With California casting a long shadow over Colorado — it will be the top cannabis market in the country with an expected $3.7 billion in sales this year — and more states legalizing with every passing year, Colorado legislators and industry stakeholders hope that removing prohibitive ownership restrictions will help the state maintain its edge as the first regulated recreational marijuana market.
“This legislation will ensure that Colorado maintains its position as a leader in the cannabis industry by leveling the playing field with the other states that do not prohibit publicly traded company participation in the industry,” says Kristi Kelly, executive director at the Marijuana Industry Group, a Colorado trade association. “It’s crucial to open up this option to businesses of all sizes, with the appropriate guardrails to maintain the integrity of our regulated businesses. New access to capital benefits small and large businesses alike. Colorado is the only place where this prohibition exists.”
But some in the cannabis community aren’t so optimistic. Ashley Weber, owner of a hemp CBD company and executive director of Colorado NORML, says the nonprofit advocacy organization has mixed feelings on the bill, saying that it could be “the rise or ruin” of the state’s cannabis industry.
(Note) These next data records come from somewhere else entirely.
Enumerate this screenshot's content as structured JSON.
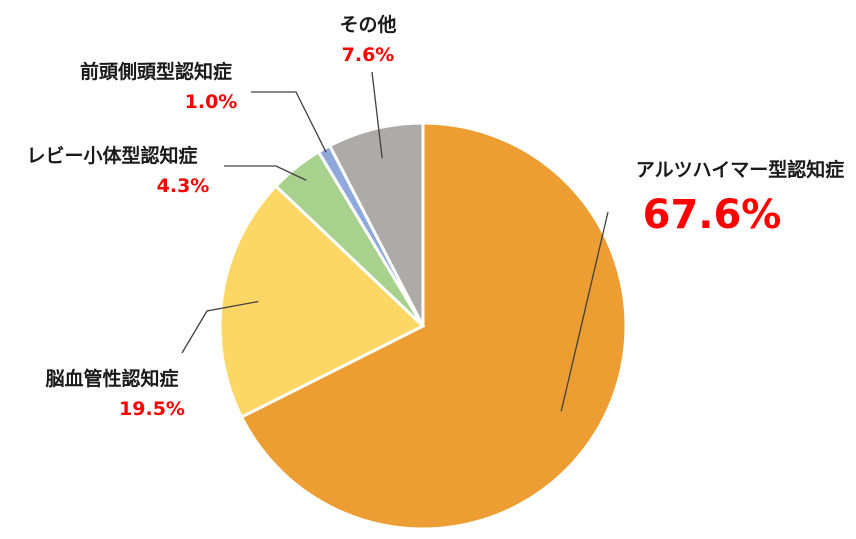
{
  "chart_data": {
    "type": "pie",
    "title": "",
    "start_angle_deg": 0,
    "direction": "clockwise",
    "slices": [
      {
        "label": "アルツハイマー型認知症",
        "value": 67.6,
        "value_label": "67.6%",
        "color": "#ED9E33"
      },
      {
        "label": "脳血管性認知症",
        "value": 19.5,
        "value_label": "19.5%",
        "color": "#FDD765"
      },
      {
        "label": "レビー小体型認知症",
        "value": 4.3,
        "value_label": "4.3%",
        "color": "#A9D18E"
      },
      {
        "label": "前頭側頭型認知症",
        "value": 1.0,
        "value_label": "1.0%",
        "color": "#8EAADB"
      },
      {
        "label": "その他",
        "value": 7.6,
        "value_label": "7.6%",
        "color": "#AEAAAA"
      }
    ]
  }
}
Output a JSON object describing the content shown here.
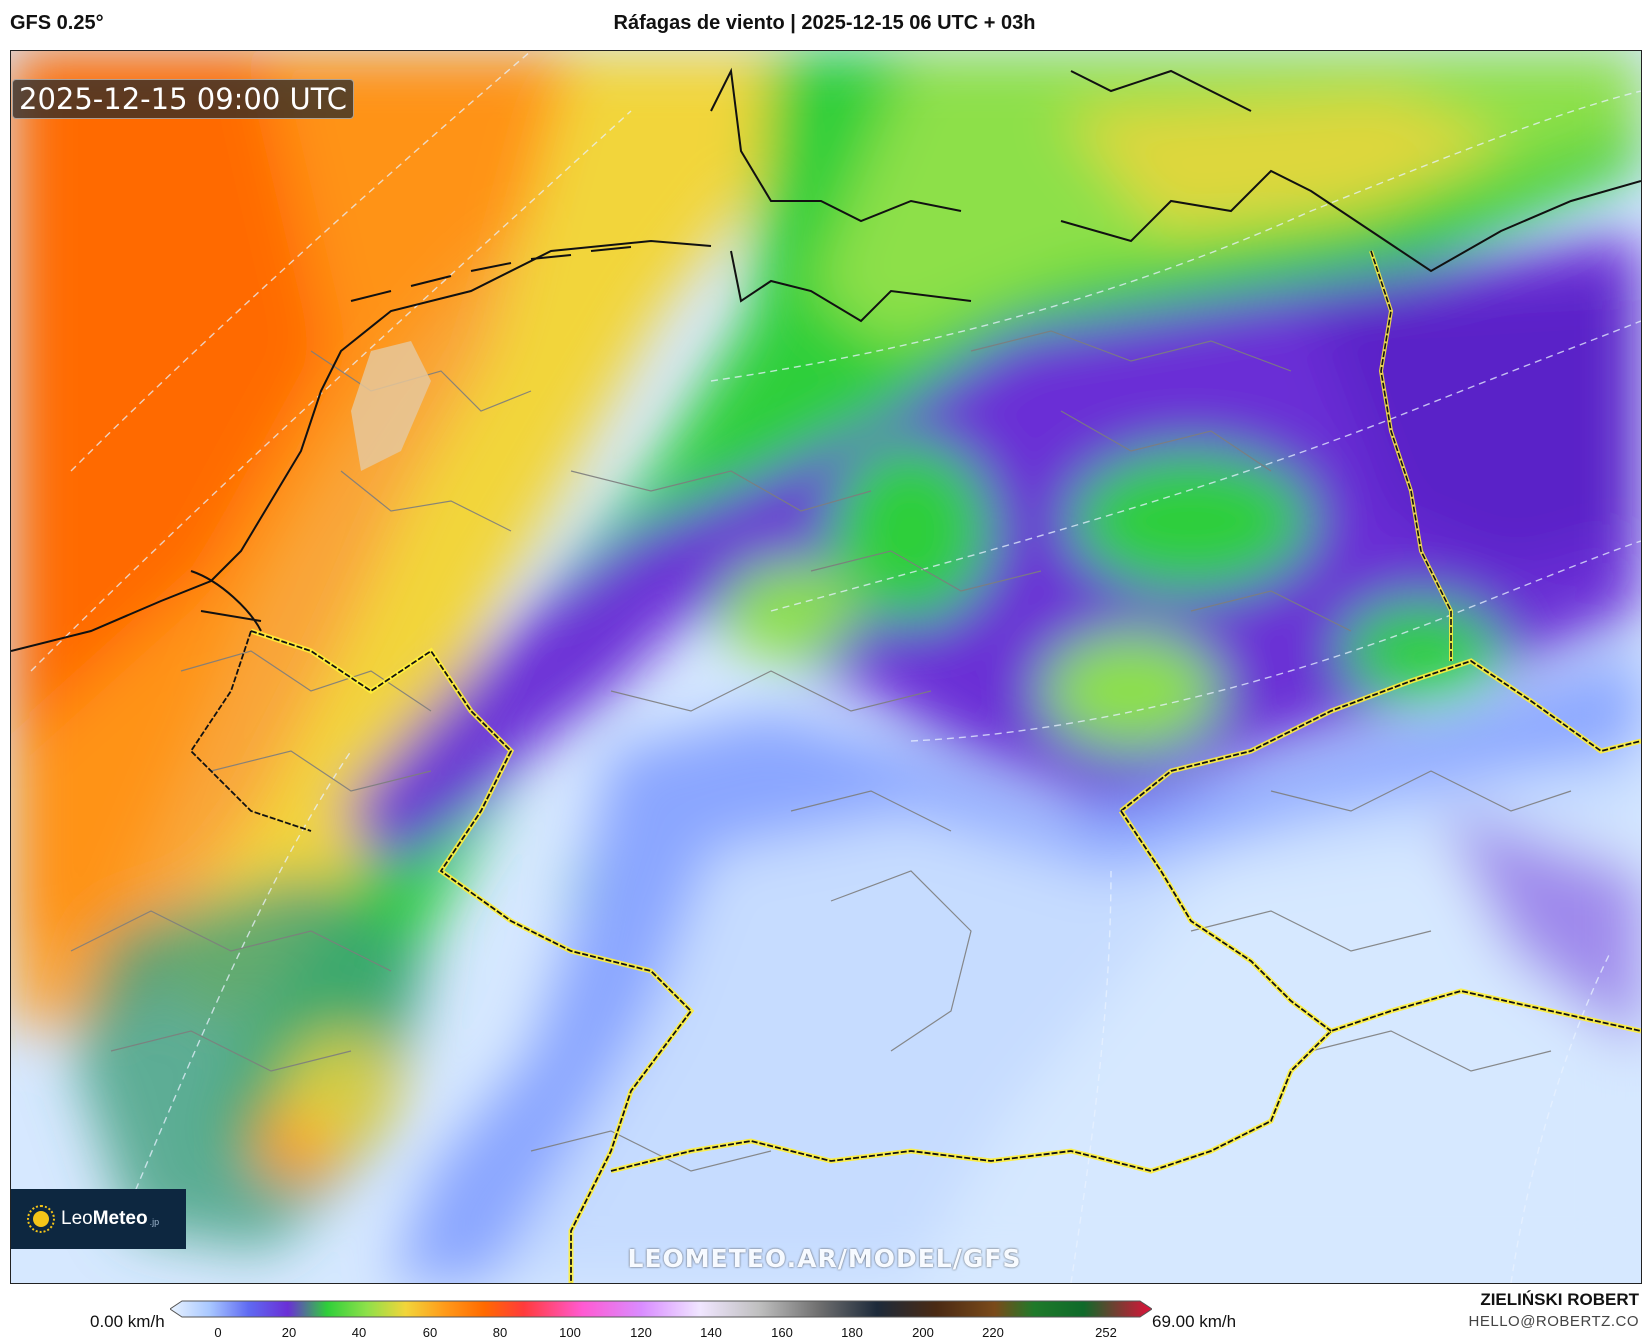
{
  "header": {
    "model": "GFS 0.25°",
    "title": "Ráfagas de viento | 2025-12-15 06 UTC + 03h"
  },
  "map": {
    "valid_time": "2025-12-15 09:00 UTC",
    "watermark": "LEOMETEO.AR/MODEL/GFS",
    "logo": {
      "brand_light": "Leo",
      "brand_bold": "Meteo",
      "tld": ".jp"
    },
    "palette": {
      "very_strong": "#ff6a00",
      "strong": "#ff9a1a",
      "moderate_high": "#f2d53a",
      "moderate": "#8de04a",
      "medium": "#2fcf3a",
      "medium_low": "#3f9f7a",
      "low": "#6a2fd6",
      "very_low": "#8aa6ff",
      "calm": "#d6e8ff"
    }
  },
  "legend": {
    "min_label": "0.00 km/h",
    "max_label": "69.00 km/h",
    "ticks": [
      "0",
      "20",
      "40",
      "60",
      "80",
      "100",
      "120",
      "140",
      "160",
      "180",
      "200",
      "220",
      "252"
    ]
  },
  "credits": {
    "author": "ZIELIŃSKI ROBERT",
    "email": "HELLO@ROBERTZ.CO"
  }
}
“It’s a little to early to say what our organization feels,” Weber says. “As of now, I think we’re neutral on this issue.” However, she concedes that while more research needs to be done, “this could improve cannabis in Colorado, and therefore, our cannabis consumers could benefit from lower prices and better quality-controlled cannabis.”
The proposed bill would also limit the requirement for disclosures and background checks to those holding at least 5 percent of a company’s stock shares. The final thing the proposed bill does is allow publicly traded companies to hold a marijuana license.
Will this bill be the end of independent dispensaries? Until cannabis is federally legal, Pabon doesn’t see an imminent threat of a corporate takeover.
“I don’t think it’s as much of a concern as people have thought,” Pabon says. “The fact of the matter is, the product is still federally illegal, so there’s certainly some risk in investing or operating those businesses. Until that changes, I think Wall Street-type companies will be reticent to invest in these types of businesses.”